Koo Yoon-cheol, Deputy Prime Minister and Minister of Economy and Finance, said at a plenary session of the National Assembly's Finance and Economy Planning Committee Friday that regarding concerns over single-stock leverage ETFs, the government is "in discussions on measures to supplement and minimize the problems."
"We are well aware of concerns that leverage ETFs are causing significant volatility in our stock market," Koo said. "Relevant agencies are closely watching and monitoring the situation."
Single-stock leverage ETFs are products that track the price movements of specific stocks such as Samsung Electronics or SK hynix by about twofold. When the stock price rises, returns grow larger, but conversely, when it falls, losses expand by the same magnitude.
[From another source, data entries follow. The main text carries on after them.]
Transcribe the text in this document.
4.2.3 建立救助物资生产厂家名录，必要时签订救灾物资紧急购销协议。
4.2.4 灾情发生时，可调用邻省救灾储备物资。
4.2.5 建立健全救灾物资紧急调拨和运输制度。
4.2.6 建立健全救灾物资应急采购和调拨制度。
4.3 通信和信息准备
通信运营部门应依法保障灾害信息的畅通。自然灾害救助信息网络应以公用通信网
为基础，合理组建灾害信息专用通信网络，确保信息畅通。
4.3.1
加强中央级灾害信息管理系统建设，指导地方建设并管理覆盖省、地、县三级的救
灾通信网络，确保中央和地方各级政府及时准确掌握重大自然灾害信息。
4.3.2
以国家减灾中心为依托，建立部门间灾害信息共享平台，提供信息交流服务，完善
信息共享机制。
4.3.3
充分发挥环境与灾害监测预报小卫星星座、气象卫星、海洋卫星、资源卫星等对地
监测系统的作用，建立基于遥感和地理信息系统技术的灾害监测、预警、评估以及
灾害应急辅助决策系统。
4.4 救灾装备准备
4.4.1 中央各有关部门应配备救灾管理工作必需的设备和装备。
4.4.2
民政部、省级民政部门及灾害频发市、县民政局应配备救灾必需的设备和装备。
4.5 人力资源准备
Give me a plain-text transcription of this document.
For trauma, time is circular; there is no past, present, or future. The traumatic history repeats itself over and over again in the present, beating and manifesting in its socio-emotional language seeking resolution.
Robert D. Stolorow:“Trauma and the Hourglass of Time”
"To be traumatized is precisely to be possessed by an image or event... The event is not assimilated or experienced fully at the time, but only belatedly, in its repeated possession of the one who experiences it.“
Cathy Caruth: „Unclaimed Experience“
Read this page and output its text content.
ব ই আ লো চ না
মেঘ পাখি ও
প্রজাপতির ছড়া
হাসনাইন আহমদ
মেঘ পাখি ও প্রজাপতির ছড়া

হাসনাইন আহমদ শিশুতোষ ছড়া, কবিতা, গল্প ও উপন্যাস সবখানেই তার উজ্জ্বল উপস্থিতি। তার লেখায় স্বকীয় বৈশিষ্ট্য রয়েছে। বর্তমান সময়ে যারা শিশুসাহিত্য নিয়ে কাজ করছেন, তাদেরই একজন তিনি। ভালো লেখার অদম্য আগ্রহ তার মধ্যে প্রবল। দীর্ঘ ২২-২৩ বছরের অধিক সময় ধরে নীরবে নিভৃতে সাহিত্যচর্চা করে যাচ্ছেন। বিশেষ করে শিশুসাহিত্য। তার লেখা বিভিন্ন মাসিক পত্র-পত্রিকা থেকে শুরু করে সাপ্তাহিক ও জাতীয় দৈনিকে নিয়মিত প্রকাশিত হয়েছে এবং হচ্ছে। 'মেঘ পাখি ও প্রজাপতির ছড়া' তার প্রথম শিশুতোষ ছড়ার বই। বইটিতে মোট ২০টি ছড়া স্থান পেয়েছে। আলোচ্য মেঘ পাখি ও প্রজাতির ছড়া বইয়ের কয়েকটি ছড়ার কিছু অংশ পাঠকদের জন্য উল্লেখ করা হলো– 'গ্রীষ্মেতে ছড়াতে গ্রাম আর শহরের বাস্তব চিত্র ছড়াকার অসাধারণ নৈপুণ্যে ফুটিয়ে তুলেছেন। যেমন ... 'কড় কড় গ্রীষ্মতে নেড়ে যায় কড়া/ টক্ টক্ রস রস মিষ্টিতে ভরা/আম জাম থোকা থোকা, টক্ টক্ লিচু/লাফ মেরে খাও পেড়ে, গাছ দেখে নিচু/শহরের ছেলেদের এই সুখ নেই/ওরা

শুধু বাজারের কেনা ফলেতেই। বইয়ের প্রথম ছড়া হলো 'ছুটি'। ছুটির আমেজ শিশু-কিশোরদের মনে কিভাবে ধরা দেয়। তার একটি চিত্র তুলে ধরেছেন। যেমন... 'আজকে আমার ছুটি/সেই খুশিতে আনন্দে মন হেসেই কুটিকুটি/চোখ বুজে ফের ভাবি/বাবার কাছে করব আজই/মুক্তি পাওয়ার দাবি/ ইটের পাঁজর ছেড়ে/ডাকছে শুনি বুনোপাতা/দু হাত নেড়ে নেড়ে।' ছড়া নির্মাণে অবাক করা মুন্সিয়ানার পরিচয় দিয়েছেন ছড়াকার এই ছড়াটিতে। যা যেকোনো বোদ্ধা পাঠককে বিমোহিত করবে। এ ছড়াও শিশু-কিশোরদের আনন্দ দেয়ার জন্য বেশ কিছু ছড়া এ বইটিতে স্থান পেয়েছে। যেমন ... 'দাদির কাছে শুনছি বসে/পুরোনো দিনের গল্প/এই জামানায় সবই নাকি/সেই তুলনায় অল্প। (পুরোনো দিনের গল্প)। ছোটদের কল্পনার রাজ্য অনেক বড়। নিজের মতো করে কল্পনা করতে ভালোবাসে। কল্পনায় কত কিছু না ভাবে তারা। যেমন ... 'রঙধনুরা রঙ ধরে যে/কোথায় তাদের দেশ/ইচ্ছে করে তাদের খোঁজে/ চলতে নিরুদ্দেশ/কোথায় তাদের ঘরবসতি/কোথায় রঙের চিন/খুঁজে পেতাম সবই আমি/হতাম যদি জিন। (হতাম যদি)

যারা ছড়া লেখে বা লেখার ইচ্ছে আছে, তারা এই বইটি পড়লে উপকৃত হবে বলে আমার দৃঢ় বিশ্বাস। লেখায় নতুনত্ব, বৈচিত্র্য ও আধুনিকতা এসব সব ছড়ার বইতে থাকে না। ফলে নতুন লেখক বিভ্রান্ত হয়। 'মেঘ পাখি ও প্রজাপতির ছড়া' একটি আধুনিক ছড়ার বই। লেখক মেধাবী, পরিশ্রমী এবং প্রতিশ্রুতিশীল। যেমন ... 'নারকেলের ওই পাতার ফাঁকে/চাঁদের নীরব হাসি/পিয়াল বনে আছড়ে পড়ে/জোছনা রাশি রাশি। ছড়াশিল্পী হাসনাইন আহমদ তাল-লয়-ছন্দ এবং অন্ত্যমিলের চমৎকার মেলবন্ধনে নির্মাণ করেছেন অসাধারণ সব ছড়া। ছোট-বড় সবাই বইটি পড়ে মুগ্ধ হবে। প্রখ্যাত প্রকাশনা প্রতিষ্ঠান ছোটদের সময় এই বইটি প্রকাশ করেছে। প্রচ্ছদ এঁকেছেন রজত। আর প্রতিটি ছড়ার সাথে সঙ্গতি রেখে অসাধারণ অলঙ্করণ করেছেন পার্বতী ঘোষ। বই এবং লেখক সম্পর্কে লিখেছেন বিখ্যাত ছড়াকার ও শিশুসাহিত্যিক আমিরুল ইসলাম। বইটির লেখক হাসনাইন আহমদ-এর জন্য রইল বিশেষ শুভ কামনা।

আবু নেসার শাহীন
From the perspective of individual investors, these are products that can offer high returns in a short period, but critics point out that if concentrated trading occurs, they can increase the price volatility of the underlying stocks.
That day, Rep. Kim Tae-nyeon of the Democratic Party said, "Since the products were launched, the number of KOSPI market stabilization measures has increased sharply," questioning whether investor protection measures had been sufficient. "It is a product that can easily tempt individual investors because a profit can generate double the returns, but the risks are also large," Kim said. "I question whether two hours of online pre-education was sufficient."
In response, Koo said, "We required education and also created certain guidelines, but at this point various concerns are being raised." He added, "We are in the process of discussing measures to stabilize those areas."
However, Koo drew a line against interpretations that the government introduced leverage ETFs for the purpose of managing the exchange rate. "That is not necessarily the case," Koo said. "When comprehensively considering the foreign exchange market and the capital market, we judged that such products were necessary."
Still, he acknowledged that there was a purpose of preventing capital outflows to overseas leverage products. "Before the system was introduced, 2x and 3x leverage ETFs were being operated overseas, and there was a lot of domestic investment flowing in that direction," Koo said. "There was also an aspect of introducing it to block that."